Intervention de Daniel Breuiller

Réunion du 3 juillet 2023 à 16h00
Règlement du budget et approbation des comptes des années 2021 et 2022 — Discussion générale commune

Photo de Daniel BreuillerDaniel Breuiller :

Monsieur le ministre, je vous donne acte que les rejets des projets de loi de règlement disent bien quelque chose de notre démocratie mal en point, mais ils n’ont rien de pavlovien.

Comme je ne suis pas sûr que nous nous retrouvions au prochain projet de loi de finances – j’ai eu écho de rumeurs de remanient ministériel §–, je dois vous dire une nouvelle fois ma conviction profonde sur vos choix budgétaires : ils ne répondent ni aux défis climatiques ni aux défis sociaux de notre pays.

L’accroissement de la dette et de la charge de celle-ci ne constitue pas une bonne nouvelle, d’abord parce que cela diminue la capacité à agir de l’État. Les 13 milliards d’euros de hausse de la charge de la dette auraient largement suffi à éviter cette réforme injuste des retraites que vous avez imposée aux Français malgré leurs protestations constantes.

Mais la dette n’est pas mauvaise en soi dès lors qu’elle est consacrée à des investissements qui vont réduire notre dépendance aux fossiles et notre déficit extérieur.

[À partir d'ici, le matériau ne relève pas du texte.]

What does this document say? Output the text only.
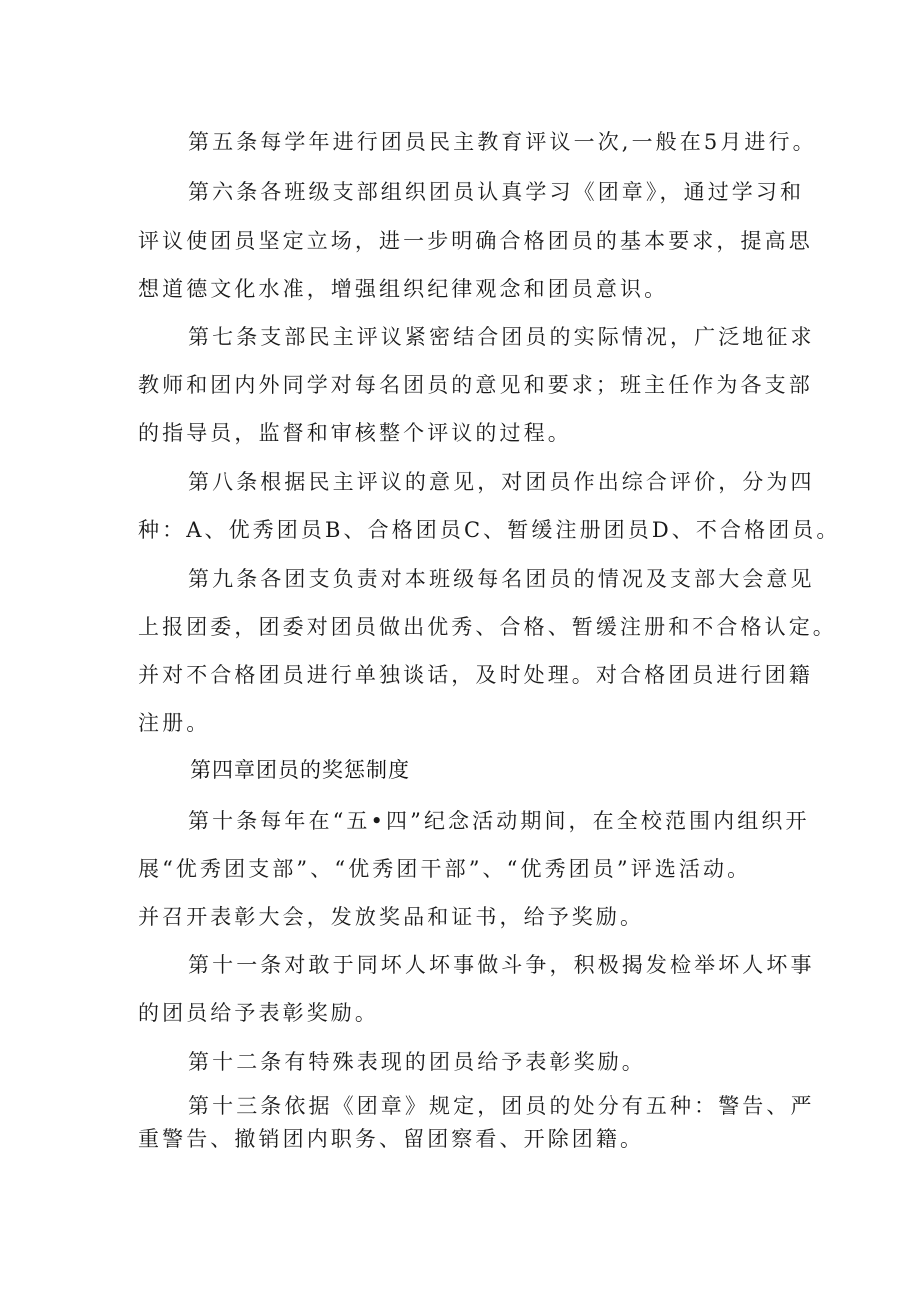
第五条每学年进行团员民主教育评议一次,一般在5月进行。
第六条各班级支部组织团员认真学习《团章》，通过学习和
评议使团员坚定立场，进一步明确合格团员的基本要求，提高思
想道德文化水准，增强组织纪律观念和团员意识。
第七条支部民主评议紧密结合团员的实际情况，广泛地征求
教师和团内外同学对每名团员的意见和要求；班主任作为各支部
的指导员，监督和审核整个评议的过程。
第八条根据民主评议的意见，对团员作出综合评价，分为四
种：A、优秀团员B、合格团员C、暂缓注册团员D、不合格团员。
第九条各团支负责对本班级每名团员的情况及支部大会意见
上报团委，团委对团员做出优秀、合格、暂缓注册和不合格认定。
并对不合格团员进行单独谈话，及时处理。对合格团员进行团籍
注册。
第四章团员的奖惩制度
第十条每年在“五•四”纪念活动期间，在全校范围内组织开
展“优秀团支部”、“优秀团干部”、“优秀团员”评选活动。
并召开表彰大会，发放奖品和证书，给予奖励。
第十一条对敢于同坏人坏事做斗争，积极揭发检举坏人坏事
的团员给予表彰奖励。
第十二条有特殊表现的团员给予表彰奖励。
第十三条依据《团章》规定，团员的处分有五种：警告、严
重警告、撤销团内职务、留团察看、开除团籍。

C’est la raison pour laquelle nous soutenons les constats et les propositions du rapport de Jean Pisani-Ferry et Selma Mahfouz. Toutes les dettes ne sont pas bonnes, mais celles pour l’investissement pour le climat le sont. S’endetter pour isoler tous les logements du pays, pour décarboner les transports, pour installer éoliennes et panneaux solaires aurait un impact bénéfique immédiat.

De plus, nous nous privons, ou plutôt, vous nous privez de recettes, puisque vous avez réduit de 50 milliards d’euros la TVA au bénéfice de l’État, afin de compenser les recettes amputées des collectivités, la suppression de la redevance de l’audiovisuel public, ou encore celle de la cotisation sur la valeur ajoutée des entreprises (CVAE), et ce sans contrepartie.

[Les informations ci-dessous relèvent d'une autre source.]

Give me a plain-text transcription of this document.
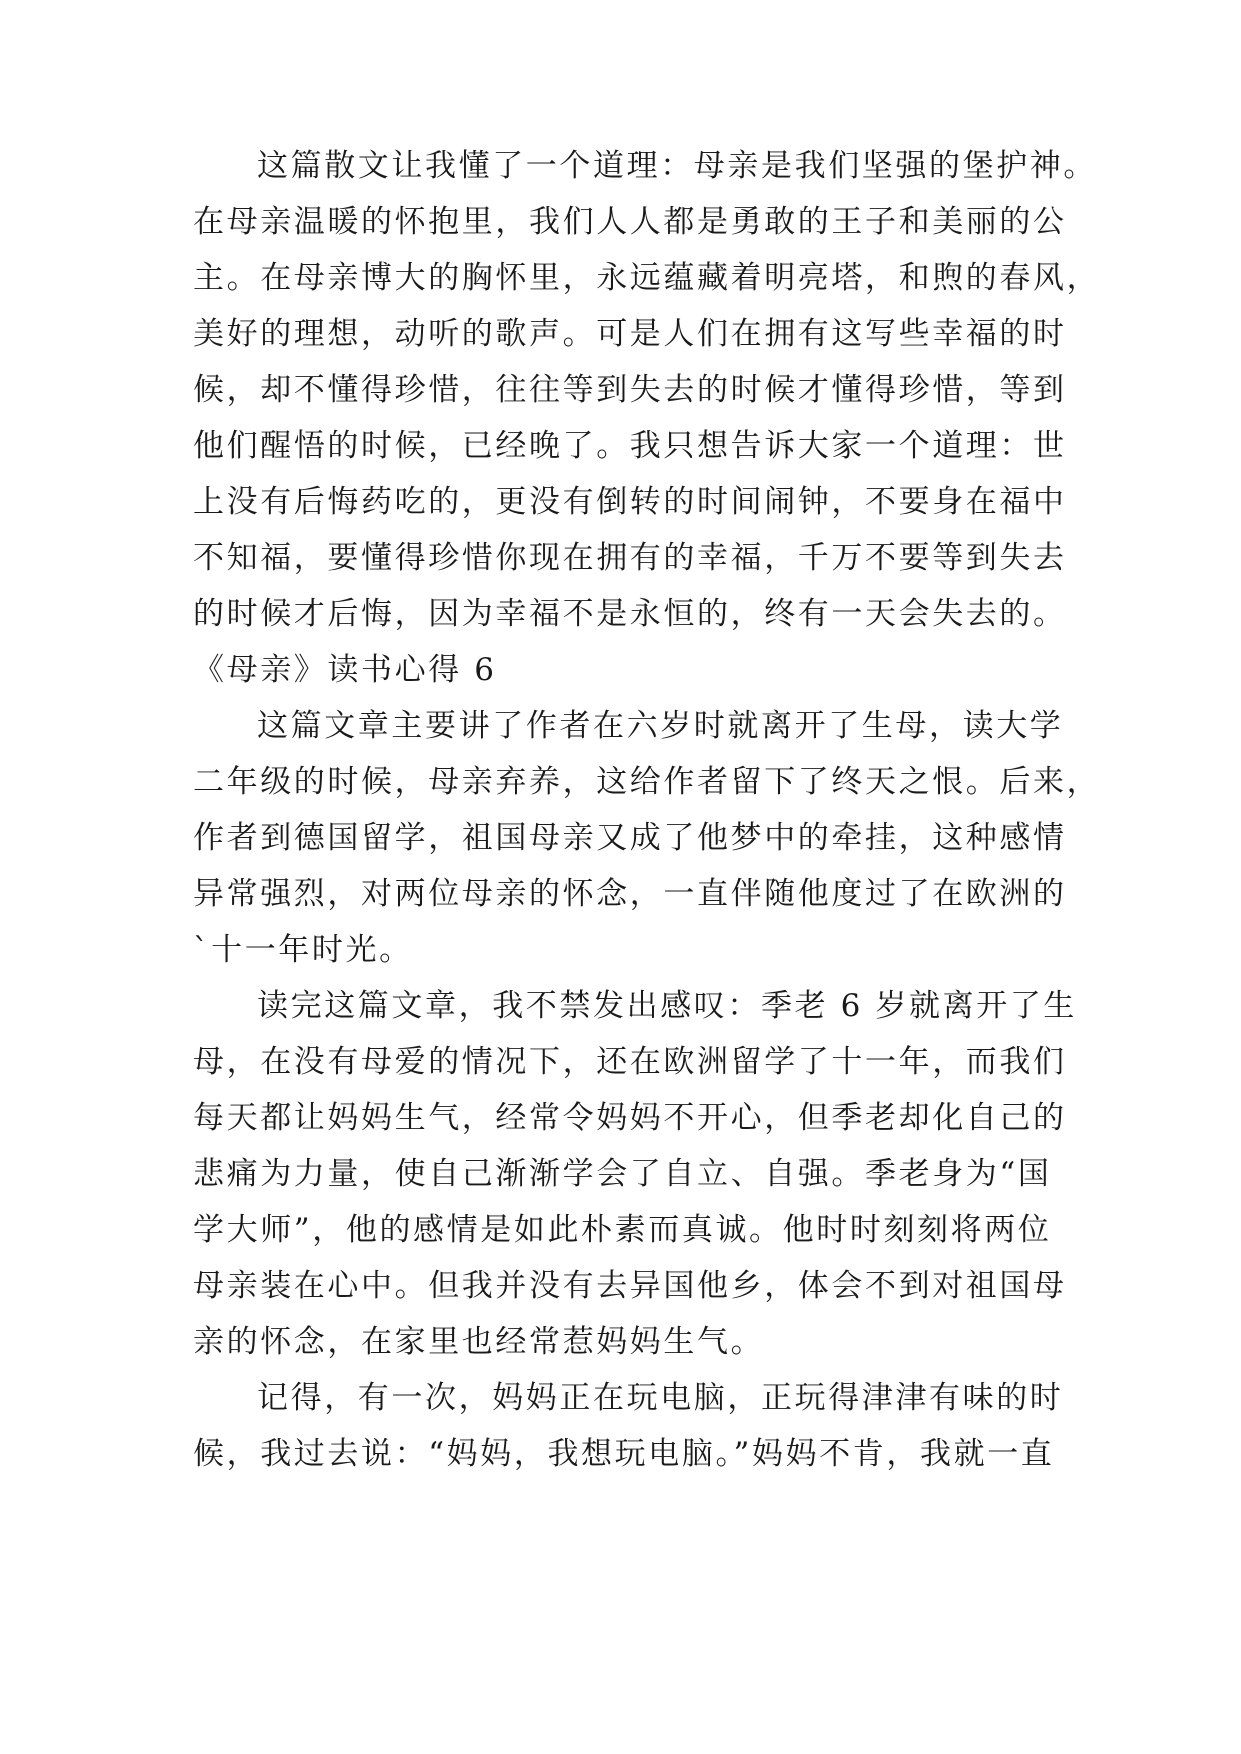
这篇散文让我懂了一个道理：母亲是我们坚强的堡护神。
在母亲温暖的怀抱里，我们人人都是勇敢的王子和美丽的公
主。在母亲博大的胸怀里，永远蕴藏着明亮塔，和煦的春风，
美好的理想，动听的歌声。可是人们在拥有这写些幸福的时
候，却不懂得珍惜，往往等到失去的时候才懂得珍惜，等到
他们醒悟的时候，已经晚了。我只想告诉大家一个道理：世
上没有后悔药吃的，更没有倒转的时间闹钟，不要身在福中
不知福，要懂得珍惜你现在拥有的幸福，千万不要等到失去
的时候才后悔，因为幸福不是永恒的，终有一天会失去的。
《母亲》读书心得 6
这篇文章主要讲了作者在六岁时就离开了生母，读大学
二年级的时候，母亲弃养，这给作者留下了终天之恨。后来，
作者到德国留学，祖国母亲又成了他梦中的牵挂，这种感情
异常强烈，对两位母亲的怀念，一直伴随他度过了在欧洲的
`十一年时光。
读完这篇文章，我不禁发出感叹：季老 6 岁就离开了生
母，在没有母爱的情况下，还在欧洲留学了十一年，而我们
每天都让妈妈生气，经常令妈妈不开心，但季老却化自己的
悲痛为力量，使自己渐渐学会了自立、自强。季老身为“国
学大师”，他的感情是如此朴素而真诚。他时时刻刻将两位
母亲装在心中。但我并没有去异国他乡，体会不到对祖国母
亲的怀念，在家里也经常惹妈妈生气。
记得，有一次，妈妈正在玩电脑，正玩得津津有味的时
候，我过去说：“妈妈，我想玩电脑。”妈妈不肯，我就一直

C’est un très mauvais scénario : vous diminuez la capacité à agir de l’État et des collectivités, la qualité dans les services publics, puis vous pleurez que la dette augmente et vous faites dire aux usagers via votre plateforme En avoir pour mes impôts que les services publics ne sont pas bons.

Ne nous privez plus de recettes, monsieur le ministre, pour nous permettre, comme le réclame le rapport de M. Pisani-Ferry et de Mme Mahfouz, de relever le défi climatique. L’exécution budgétaire reflète des petits pas et des demi-mesures, quand les dérèglements avancent, eux, à grands pas, provoquant de forts bouleversements, jusqu’à menacer la ressource en eau de notre pays. Qui eût prédit cela ?

Il nous faut entre 25 milliards d’euros et 34 milliards d’euros de financements publics par an d’ici à 2030 pour lutter contre le dérèglement climatique et s’y adapter. Vous avez écarté d’un revers de main notre ISF climatique. Entendez la proposition qui vous est faite d’appeler à une contribution exceptionnelle les 10 % les plus aisés, qui sont aussi les plus pollueurs, quand les plus modestes sont ceux qui subissent le plus durement les conséquences.

Comme le Réseau Action Climat, nous estimons qu’il faut « davantage détailler l’analyse des politiques de transition écologique sur les inégalités sociales et la pauvreté » et avancer vers un budget vert et sensible aux inégalités.

La Cour des comptes a d’ailleurs qualifié le budget vert annexé au projet de loi de règlement de « démarche inaboutie ». C’est le moins que l’on puisse dire, puisque le bouclier tarifaire de 45 milliards d’euros n’a pas été intégré dans les dépenses défavorables au climat, alors qu’il constitue une aide à la consommation d’énergies fossiles.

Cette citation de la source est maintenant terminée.